Fiscally responsible reforms for students, workers and retirees.
FOR IMMEDIATE RELEASE
CONTACT: Alexa Marrero
Price Statement: “H.R. 2339, the Family Income to Respond to Significant Transitions Act, and H.R. 2460, the Healthy Families Act”
Good morning and thank you, Chairwoman Woolsey. I would like to begin by thanking our distinguished panel of witnesses for appearing today. We appreciate that they have taken time out of their busy schedules to share their expertise and experiences with us.
Today’s hearing provides Members of this Subcommittee with an opportunity to discuss the Family and Medical Leave Act and a couple legislative proposals aimed at promoting “healthy families.” At first blush, how can any Member of Congress on either side not support “healthy families”? However, once you examine beyond the title of the Healthy Families Act, it becomes clear that the only thing appealing about it is its title.
Enacting this particular proposal would require countless U.S. employers, even those with as few as 15 employees, to provide paid sick leave to every employee, for a range of medical and non-medical conditions great and small. By way of contrast, that’s a threshold far lower than the law currently mandates with respect to unpaid leave for serious health conditions or the birth of a child under the Family and Medical Leave Act.
We are gravely concerned with the impact this legislation will have on the U.S. economy, employers, workers, and job creation. It represents the intrusion of the federal government into the benefits policies of millions of companies, large and small. The most troubling aspect of the Healthy Families Act is that it ultimately threatens to harm workers by way of lower wages and fewer opportunities. If this were implemented, the costs of government-mandated benefits would be passed on to American workers through reduced wages and fewer jobs. At the very moment when Americans are worried about losing their job, this proposal undercuts job creation through higher employer costs. Employers around this nation see this type of legislation – right now – and many have frozen any hiring because they don’t know how severe government dictates will be. This Congress and Administration are killing even the possibility of new jobs.

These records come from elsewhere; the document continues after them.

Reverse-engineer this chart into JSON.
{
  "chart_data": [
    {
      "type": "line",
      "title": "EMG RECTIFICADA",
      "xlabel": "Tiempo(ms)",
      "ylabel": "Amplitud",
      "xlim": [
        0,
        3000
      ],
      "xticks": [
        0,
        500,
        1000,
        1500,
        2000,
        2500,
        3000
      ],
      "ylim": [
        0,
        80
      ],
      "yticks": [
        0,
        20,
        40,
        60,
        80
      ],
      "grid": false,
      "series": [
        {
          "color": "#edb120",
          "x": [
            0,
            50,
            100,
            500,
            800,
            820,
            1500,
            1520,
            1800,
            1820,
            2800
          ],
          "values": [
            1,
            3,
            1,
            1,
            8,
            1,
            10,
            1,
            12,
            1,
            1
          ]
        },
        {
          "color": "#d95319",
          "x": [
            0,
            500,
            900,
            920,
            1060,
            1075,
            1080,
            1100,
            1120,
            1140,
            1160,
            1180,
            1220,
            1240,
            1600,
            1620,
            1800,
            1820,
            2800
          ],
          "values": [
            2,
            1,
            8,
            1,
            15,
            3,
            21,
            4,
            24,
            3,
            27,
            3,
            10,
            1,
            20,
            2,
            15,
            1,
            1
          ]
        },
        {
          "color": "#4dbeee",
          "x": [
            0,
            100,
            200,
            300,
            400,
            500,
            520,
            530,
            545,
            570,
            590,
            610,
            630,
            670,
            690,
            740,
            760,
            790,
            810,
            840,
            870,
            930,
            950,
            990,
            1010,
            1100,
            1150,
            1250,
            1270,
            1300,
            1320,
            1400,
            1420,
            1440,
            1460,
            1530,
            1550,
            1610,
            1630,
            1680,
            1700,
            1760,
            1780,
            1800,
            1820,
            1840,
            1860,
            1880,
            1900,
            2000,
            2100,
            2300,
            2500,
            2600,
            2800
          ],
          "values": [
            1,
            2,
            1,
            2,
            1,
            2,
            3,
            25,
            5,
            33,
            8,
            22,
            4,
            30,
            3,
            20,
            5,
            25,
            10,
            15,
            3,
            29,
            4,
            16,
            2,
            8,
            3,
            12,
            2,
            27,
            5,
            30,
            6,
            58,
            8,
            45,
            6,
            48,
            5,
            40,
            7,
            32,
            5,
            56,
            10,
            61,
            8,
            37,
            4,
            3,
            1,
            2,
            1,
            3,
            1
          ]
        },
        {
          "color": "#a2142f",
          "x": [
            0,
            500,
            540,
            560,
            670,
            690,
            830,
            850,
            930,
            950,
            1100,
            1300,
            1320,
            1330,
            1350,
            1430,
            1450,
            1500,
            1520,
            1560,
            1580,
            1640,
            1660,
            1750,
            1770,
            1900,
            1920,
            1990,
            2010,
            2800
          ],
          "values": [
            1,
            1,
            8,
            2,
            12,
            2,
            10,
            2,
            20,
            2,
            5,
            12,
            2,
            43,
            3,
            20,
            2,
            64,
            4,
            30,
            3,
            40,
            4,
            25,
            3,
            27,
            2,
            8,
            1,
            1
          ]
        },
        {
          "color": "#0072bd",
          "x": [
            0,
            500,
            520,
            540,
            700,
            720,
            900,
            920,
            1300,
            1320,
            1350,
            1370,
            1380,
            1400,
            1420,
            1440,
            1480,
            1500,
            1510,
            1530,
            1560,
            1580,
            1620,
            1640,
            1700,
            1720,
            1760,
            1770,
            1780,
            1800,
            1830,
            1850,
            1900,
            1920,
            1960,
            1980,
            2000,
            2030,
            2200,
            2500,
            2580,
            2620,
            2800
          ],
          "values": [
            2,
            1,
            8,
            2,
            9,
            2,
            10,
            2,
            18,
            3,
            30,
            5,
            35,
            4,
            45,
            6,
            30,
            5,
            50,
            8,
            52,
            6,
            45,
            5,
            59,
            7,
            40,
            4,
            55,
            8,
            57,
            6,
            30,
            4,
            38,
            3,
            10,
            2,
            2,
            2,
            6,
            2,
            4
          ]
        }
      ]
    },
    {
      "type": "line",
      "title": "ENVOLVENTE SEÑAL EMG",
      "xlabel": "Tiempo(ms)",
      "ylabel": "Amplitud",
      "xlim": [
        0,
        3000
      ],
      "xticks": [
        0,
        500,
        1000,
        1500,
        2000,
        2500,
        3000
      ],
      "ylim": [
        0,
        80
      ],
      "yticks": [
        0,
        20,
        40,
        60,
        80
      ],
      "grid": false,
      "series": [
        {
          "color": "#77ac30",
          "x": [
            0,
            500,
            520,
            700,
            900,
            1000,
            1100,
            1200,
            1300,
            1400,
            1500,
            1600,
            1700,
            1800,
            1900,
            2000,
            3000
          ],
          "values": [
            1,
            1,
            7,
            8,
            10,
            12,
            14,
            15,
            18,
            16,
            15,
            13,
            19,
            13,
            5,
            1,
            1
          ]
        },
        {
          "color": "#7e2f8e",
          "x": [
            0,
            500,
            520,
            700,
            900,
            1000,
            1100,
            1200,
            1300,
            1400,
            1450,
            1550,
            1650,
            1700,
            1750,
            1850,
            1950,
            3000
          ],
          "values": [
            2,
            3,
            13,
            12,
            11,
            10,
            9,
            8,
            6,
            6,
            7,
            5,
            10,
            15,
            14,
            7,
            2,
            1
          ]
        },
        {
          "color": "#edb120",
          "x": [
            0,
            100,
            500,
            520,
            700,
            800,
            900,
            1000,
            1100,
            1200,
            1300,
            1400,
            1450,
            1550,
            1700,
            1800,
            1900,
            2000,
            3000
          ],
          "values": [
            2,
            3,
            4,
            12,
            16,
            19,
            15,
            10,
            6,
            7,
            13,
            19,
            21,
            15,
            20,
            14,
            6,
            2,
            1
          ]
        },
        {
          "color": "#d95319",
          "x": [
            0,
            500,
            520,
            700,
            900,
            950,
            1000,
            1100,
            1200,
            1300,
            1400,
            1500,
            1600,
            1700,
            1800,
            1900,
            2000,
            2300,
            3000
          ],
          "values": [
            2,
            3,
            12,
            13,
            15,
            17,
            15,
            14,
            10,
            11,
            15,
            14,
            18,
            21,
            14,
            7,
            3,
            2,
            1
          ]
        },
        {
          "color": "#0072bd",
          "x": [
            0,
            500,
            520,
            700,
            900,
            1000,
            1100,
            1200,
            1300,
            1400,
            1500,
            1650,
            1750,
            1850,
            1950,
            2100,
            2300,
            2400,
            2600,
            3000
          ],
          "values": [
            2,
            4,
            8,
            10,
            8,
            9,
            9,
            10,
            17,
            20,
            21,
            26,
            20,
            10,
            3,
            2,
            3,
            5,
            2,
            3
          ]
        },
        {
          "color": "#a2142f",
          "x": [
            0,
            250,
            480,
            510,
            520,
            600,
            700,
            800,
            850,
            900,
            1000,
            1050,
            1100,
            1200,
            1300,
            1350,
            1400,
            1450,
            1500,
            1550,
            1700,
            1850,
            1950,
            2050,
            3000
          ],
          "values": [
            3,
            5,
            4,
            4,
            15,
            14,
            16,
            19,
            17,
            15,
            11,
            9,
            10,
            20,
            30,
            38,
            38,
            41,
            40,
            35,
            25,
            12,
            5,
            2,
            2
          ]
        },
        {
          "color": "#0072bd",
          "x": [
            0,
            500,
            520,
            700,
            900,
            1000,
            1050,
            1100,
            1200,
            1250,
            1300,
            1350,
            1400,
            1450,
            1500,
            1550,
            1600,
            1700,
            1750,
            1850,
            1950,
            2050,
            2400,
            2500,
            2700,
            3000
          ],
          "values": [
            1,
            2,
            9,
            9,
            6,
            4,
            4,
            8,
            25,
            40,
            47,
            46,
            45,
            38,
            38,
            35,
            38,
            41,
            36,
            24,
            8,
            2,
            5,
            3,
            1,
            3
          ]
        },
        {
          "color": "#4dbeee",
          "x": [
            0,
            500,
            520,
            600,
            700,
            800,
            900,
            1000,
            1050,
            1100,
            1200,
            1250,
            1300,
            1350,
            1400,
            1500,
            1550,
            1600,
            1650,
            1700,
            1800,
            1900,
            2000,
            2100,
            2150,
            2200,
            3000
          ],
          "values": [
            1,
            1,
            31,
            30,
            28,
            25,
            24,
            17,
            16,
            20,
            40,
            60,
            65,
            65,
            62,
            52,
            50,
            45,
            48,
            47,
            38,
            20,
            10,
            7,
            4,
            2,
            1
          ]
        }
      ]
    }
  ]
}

What I urge this Committee to do is to keep facts about the current workforce in perspective. The Bureau of Labor Statistics reports that in 2008, 93 percent of full-time employees were provided paid time off that could be used in the event of an illness, and 51 percent of part-time workers had paid illness leave. In 2008, 79 percent of low-wage workers, and by that I mean folks making between $7.25 and $14.99 an hour, had paid illness leave. Last year, 94 percent of large employers offered paid leave that could be used for illness, as did 76 percent of small businesses, meaning those with less than 50 employees. The facts suggest that we should not be imposing costly and new one-size-fits-all burdens on businesses based on any faulty assumptions about the workplace.
Putting these facts aside, I am also concerned that this proposal raises a host of unanswered questions, and indeed, stretches far beyond the reach of what its proponents claim it does. For instance, supporters claim that the Healthy Families Act will have no effect on businesses that already provide paid sick leave, but taking a closer look at the “fine print” makes it clear that it’s only those employers who provide leave that meets the exact conditions and circumstances set forth in the bill. How many employers do we think will meet that standard, especially after Washington bureaucrats draft hundreds of pages of federal regulations?
Turning to the second bill that we will examine this morning, the Family Income to Respond to Significant Transitions Act, it is sponsored by our Chairwoman. Her efforts and commitment to improving workplace environments across this country are to be applauded. But the proposal appears to put Washington in the business of paying for sick days to the tune of about one and a half BILLION dollars over the next four years. At a time when we are facing massive, record budget deficits and the President has us on the path to raising the national debt to $23.1 TRILLION by 2019, this is a road we simply cannot afford. Even in the absolute best economic climate, this is a questionable idea – far beyond the appropriate role of the federal government.